Celebrate the joys of working with wood in your own home studio or wood shop.
The Woodworker’s Studio Handbook is a comprehensive guide to the artistry, design, and skills all woodworkers need to propel their hobby to the next level.
Master woodworker Jim Whitman walks you through planning your work space, helps you select tools and the right wood for the right projects, and gets you comfortable with your tools so you feel at ease in the studio and ready to experiment—all with gentle instruction and reassuring humor. His 20 teaching projects make you feel like a seasoned craftsman from step one, regardless of your experience level.
Learn about the importance of proper planning, measuring twice so you just have to cut once, and how to make the most of your wood. Above all, get ready to get your hands dirty: woodworking is about play just as much as precision!
The Woodworker’s Studio Handbook:
- Teaches joinery, lamination, routing, turning, carving, and finishing—core woodworking skills in full-color photographs, and complete with illustrated tool guides.
- Illustrates the steps for 20 beautiful teaching projects for all skill levels, including a picture frame, a small cabinet, a carved pendant, turned bowls, and more.
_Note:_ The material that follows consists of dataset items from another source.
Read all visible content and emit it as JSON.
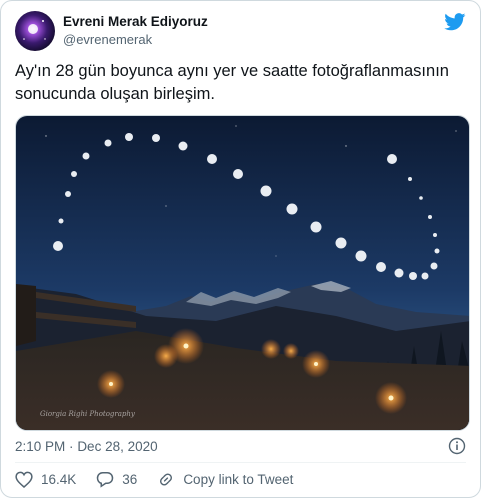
{
  "tweet": {
    "author_name": "Evreni Merak Ediyoruz",
    "author_handle": "@evrenemerak",
    "text_line1": "Ay'ın 28 gün boyunca aynı yer ve saatte fotoğraflanmasının",
    "text_line2": "sonucunda oluşan birleşim.",
    "time": "2:10 PM",
    "separator": "·",
    "date": "Dec 28, 2020",
    "likes": "16.4K",
    "replies": "36",
    "copy_link_label": "Copy link to Tweet",
    "photo_watermark": "Giorgia Righi Photography"
  },
  "icons": {
    "brand": "twitter-bird-icon",
    "info": "info-icon",
    "like": "heart-icon",
    "reply": "reply-icon",
    "link": "link-icon"
  },
  "colors": {
    "brand_blue": "#1d9bf0",
    "secondary_text": "#536471",
    "primary_text": "#0f1419"
  }
}
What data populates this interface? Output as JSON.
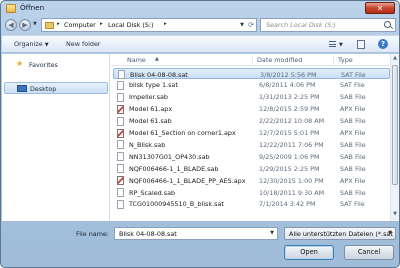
{
  "window": {
    "title": "Öffnen"
  },
  "address": {
    "breadcrumbs": [
      "Computer",
      "Local Disk (S:)"
    ],
    "search_placeholder": "Search Local Disk (S:)"
  },
  "toolbar": {
    "organize": "Organize",
    "new_folder": "New folder"
  },
  "nav": {
    "items": [
      {
        "label": "Favorites",
        "icon": "star-icon"
      },
      {
        "label": "Desktop",
        "icon": "desktop-icon",
        "selected": true
      }
    ]
  },
  "columns": {
    "name": "Name",
    "date": "Date modified",
    "type": "Type"
  },
  "files": [
    {
      "name": "Blisk 04-08-08.sat",
      "date": "3/8/2012 5:56 PM",
      "type": "SAT File",
      "selected": true
    },
    {
      "name": "blisk type 1.sat",
      "date": "6/8/2011 4:06 PM",
      "type": "SAT File"
    },
    {
      "name": "Impeller.sab",
      "date": "1/31/2013 2:25 PM",
      "type": "SAB File"
    },
    {
      "name": "Model 61.apx",
      "date": "12/8/2015 2:59 PM",
      "type": "APX File"
    },
    {
      "name": "Model 61.sab",
      "date": "2/22/2012 10:08 AM",
      "type": "SAB File"
    },
    {
      "name": "Model 61_Section on corner1.apx",
      "date": "12/7/2015 5:01 PM",
      "type": "APX File"
    },
    {
      "name": "N_Blisk.sab",
      "date": "12/22/2011 7:06 PM",
      "type": "SAB File"
    },
    {
      "name": "NN31307G01_OP430.sab",
      "date": "9/25/2009 1:06 PM",
      "type": "SAB File"
    },
    {
      "name": "NQF006466-1_1_BLADE.sab",
      "date": "1/29/2015 2:25 PM",
      "type": "SAB File"
    },
    {
      "name": "NQF006466-1_1_BLADE_PP_AES.apx",
      "date": "12/30/2015 1:00 PM",
      "type": "APX File"
    },
    {
      "name": "RP_Scaled.sab",
      "date": "10/18/2011 9:30 AM",
      "type": "SAB File"
    },
    {
      "name": "TCG01000945510_B_blisk.sat",
      "date": "7/1/2014 3:42 PM",
      "type": "SAT File"
    }
  ],
  "footer": {
    "filename_label": "File name:",
    "filename_value": "Blisk 04-08-08.sat",
    "filetype_value": "Alle unterstützten Dateien (*.sat",
    "open_label": "Open",
    "cancel_label": "Cancel"
  }
}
- Engages your creativity with reclaiming recycled wood, using green wood, or using a sketchbook and drafting tools to design original work.
Jim Whitman has been working with wood for more than forty years. He started woodworking as a hobby while directing his graphic design studio in Clifton, New Jersey. In 1973, Jim and his family moved to a farm in rural Lafayette, New Jersey. Jim built a barn to house his wood shop hobby. During this time, he was introduced to the Peters Valley Craft Education Center in nearby Layton, New Jersey. He was inspired by many great teachers taking classes from some of woodworking's eminent personalities such as Tage Frid, Sam Maloof, Jere Osgood, Mack Headley, and Toshio Odote. Jim was so passionate about the mission of teaching crafts that he served on the Peters Valley Board of Directors for twenty years. In 2001, Jim retired from his graphics business and the Peters Valley Board to continue with his ever increasing woodworking commissions as well as teaching and consulting. Jim says, "I am so lucky to be able to work at what I love."